Spielberg makes nods to the DeLorean from Back to the Future or the T-Rex from Jurassic Park, but they feel hollow and never elevate the film past its sideshow attraction vibe. There’s a sequence where Watts enters The Shining, walking the through an eerily accurate digital recreation of the film, and it’s like desecrating a grave site. Turning the Kubrick classic into a gimmick is evidence of the arbitrary way Ready Player One approaches pop culture — it’s non-stop referencing for the sake of referencing.

The concept of fandom also features in the film, but not with the intelligence you’d hope for. Wade is constantly explaining why a piece of pop culture matters, but never gets to the heart of why it means something to him — nobody ever does.

Instead, Ready Player One highlights the worst parts of fan culture — there’s even a pop culture research wing of IOI Corp, complete with matching preppy uniforms, where know-it-all geeks yell knowledge at each other in service of the quest to be the biggest fan. It’s frightening to hear characters in the film own “fanboy” as a badge of honour in the wake of #GamerGate, the hate for an all-female Ghostbusters and the Rick and Morty sauce fiasco.

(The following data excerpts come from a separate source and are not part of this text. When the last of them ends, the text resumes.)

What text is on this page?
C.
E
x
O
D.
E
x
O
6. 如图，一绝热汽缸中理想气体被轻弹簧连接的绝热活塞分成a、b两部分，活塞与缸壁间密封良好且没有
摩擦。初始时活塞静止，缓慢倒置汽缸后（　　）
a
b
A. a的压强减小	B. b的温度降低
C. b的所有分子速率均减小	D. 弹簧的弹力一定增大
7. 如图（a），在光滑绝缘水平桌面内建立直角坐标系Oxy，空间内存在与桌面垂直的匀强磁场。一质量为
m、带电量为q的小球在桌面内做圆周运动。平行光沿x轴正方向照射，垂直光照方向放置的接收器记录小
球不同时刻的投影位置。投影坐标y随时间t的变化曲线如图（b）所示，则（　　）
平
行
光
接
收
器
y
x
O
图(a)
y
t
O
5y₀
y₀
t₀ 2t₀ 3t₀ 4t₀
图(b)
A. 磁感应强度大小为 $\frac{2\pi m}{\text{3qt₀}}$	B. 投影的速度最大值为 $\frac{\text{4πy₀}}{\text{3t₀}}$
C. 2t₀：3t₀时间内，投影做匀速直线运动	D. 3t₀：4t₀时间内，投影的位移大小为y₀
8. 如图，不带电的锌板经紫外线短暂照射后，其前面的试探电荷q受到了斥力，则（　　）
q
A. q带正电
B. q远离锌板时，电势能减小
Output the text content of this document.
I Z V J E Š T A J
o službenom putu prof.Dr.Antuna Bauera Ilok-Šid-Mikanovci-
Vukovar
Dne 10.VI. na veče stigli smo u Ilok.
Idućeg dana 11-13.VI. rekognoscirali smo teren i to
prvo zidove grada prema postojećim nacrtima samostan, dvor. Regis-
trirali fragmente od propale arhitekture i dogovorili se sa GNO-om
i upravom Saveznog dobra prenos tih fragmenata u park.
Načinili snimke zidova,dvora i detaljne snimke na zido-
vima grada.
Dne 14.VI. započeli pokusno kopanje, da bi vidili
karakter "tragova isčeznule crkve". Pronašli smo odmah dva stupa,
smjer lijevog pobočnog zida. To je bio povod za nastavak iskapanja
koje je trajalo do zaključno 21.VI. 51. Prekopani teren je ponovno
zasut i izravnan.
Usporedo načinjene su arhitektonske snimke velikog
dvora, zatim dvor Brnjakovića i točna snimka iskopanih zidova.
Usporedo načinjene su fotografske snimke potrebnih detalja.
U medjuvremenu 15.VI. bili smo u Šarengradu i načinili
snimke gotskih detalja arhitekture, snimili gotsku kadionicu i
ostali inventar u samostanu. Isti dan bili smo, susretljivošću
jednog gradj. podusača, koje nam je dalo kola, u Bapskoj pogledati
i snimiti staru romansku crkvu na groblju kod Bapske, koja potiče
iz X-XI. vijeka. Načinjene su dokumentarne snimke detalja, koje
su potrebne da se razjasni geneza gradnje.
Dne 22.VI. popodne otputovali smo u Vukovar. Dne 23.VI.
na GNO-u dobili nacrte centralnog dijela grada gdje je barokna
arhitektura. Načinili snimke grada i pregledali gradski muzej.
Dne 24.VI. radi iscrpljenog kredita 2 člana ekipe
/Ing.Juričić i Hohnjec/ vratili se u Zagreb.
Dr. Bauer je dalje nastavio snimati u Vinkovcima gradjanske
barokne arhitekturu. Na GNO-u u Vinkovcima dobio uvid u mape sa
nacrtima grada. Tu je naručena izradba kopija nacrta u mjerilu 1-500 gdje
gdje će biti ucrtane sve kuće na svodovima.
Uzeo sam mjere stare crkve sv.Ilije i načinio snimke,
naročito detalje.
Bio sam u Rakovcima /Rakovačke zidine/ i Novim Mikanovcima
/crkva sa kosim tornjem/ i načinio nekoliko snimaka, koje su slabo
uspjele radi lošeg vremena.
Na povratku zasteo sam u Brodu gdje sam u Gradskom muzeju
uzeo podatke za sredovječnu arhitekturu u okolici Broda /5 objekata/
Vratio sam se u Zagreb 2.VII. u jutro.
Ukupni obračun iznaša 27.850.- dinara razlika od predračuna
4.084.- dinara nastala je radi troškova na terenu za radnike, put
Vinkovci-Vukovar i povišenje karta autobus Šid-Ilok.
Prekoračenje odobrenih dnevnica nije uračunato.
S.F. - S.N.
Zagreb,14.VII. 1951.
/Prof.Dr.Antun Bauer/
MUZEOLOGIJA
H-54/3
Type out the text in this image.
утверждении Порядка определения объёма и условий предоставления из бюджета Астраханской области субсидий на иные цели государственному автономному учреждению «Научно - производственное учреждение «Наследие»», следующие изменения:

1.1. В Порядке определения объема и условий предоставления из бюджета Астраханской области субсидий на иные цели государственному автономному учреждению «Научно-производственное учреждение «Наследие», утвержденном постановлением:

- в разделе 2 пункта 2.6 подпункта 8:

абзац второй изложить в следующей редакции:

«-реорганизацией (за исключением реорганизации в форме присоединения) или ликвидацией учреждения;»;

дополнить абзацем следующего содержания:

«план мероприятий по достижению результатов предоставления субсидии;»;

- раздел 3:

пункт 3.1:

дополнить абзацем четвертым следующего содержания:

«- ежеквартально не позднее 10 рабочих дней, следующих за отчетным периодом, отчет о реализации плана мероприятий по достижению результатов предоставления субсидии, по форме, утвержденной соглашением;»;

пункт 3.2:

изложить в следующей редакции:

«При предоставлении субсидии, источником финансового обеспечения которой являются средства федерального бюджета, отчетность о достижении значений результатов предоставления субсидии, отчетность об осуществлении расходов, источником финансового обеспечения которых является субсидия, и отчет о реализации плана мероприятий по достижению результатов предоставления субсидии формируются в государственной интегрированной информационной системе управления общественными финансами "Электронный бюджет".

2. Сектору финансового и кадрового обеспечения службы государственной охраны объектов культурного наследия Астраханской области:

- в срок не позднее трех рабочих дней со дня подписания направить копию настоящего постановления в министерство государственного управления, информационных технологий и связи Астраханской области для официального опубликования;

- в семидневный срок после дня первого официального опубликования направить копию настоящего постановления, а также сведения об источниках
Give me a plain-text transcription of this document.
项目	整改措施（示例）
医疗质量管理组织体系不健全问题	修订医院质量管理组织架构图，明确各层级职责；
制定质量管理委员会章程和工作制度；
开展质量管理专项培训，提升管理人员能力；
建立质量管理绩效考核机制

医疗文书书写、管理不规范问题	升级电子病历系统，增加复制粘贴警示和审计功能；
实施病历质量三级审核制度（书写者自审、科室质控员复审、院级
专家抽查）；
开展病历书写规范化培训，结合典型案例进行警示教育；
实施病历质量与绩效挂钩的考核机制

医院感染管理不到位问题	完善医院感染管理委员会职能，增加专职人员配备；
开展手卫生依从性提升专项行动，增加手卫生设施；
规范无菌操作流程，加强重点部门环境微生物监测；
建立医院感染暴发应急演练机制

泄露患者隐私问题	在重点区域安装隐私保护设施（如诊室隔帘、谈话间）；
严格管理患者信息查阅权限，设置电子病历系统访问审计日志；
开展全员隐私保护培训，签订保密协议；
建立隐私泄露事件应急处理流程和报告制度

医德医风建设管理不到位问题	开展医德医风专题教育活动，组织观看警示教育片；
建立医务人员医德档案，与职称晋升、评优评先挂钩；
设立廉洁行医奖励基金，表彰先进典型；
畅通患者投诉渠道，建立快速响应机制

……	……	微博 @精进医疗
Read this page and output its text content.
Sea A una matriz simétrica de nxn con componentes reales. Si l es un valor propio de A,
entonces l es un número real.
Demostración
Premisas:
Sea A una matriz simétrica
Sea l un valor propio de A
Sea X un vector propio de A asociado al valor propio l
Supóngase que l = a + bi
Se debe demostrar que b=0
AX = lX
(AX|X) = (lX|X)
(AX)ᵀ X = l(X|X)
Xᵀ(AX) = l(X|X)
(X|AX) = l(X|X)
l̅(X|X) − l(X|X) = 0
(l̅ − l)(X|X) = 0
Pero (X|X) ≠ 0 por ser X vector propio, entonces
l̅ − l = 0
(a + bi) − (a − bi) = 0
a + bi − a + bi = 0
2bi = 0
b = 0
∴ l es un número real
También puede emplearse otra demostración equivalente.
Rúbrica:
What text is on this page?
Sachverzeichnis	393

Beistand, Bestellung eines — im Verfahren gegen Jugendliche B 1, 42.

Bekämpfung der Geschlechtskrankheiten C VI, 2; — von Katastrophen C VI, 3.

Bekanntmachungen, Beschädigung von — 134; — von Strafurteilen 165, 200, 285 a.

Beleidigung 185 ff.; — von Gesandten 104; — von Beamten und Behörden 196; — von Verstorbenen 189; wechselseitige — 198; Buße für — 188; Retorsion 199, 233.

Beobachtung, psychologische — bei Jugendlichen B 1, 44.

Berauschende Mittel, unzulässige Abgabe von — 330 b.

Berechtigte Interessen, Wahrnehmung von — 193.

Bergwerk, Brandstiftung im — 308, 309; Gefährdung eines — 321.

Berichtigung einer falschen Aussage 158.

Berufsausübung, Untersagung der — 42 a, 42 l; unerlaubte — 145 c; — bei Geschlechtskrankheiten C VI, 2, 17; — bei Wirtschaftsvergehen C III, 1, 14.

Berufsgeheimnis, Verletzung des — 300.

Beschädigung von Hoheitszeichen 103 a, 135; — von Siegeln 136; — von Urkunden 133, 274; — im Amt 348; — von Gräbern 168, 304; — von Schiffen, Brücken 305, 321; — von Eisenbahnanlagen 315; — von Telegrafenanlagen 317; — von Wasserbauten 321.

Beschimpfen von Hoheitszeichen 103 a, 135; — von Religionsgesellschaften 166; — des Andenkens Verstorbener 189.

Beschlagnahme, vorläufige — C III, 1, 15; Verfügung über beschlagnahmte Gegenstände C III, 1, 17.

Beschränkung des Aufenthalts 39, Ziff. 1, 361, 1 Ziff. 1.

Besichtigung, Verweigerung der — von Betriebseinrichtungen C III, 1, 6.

But Ready Player One knows its target audience and rolls with fanboy logic. There’s a scene where Wade meets the avatar he has a crush on in the real world and it’s a cringe-inducing male fantasy that comes across as the dramatisation of lyrics from a John Mayer song.

Ready Player One presents a world where you can be anyone or anything in OASIS, but it leans hard into a male point of view on romance — one where Wade is the centre of the universe.

Ready Player One‘s Missed Opportunity

There are hints at how the combination of technology and nostalgia can be a dangerous cocktail, but Ready Player One never has the guts to show how dark the world is in 2045.

There are brief moments that show the world outside OASIS disintegrating while people are addicted to what’s happening in the lives of their avatars. In one montage, Spielberg shows what each player looks like in the real world while in battle — a kid is shown hassling his mother to quit OASIS while a fire in the kitchen begins to blaze, but she pushes him away.

It’s disappointing the film doesn’t explore this further, given Spielberg excelled at showing shadows creeping across American life in his previous blockbusters War of the Worlds, Close Encounters of the Third Kind and Jaws. The best argument Ready Player One can conjure is that reality is better than virtual reality, but in moderation — like those minuscule warnings about alcoholism on beer bottles.

You can practically hear Spielberg yell “BAZINGA!” with Ready Player One, a woeful greatest hits package that treats pop culture like a competition. Fanboys are heroes, movies only matter if you know more than anyone else about them, and it’s hip to be square.

For Ready Player One it’s game over, man.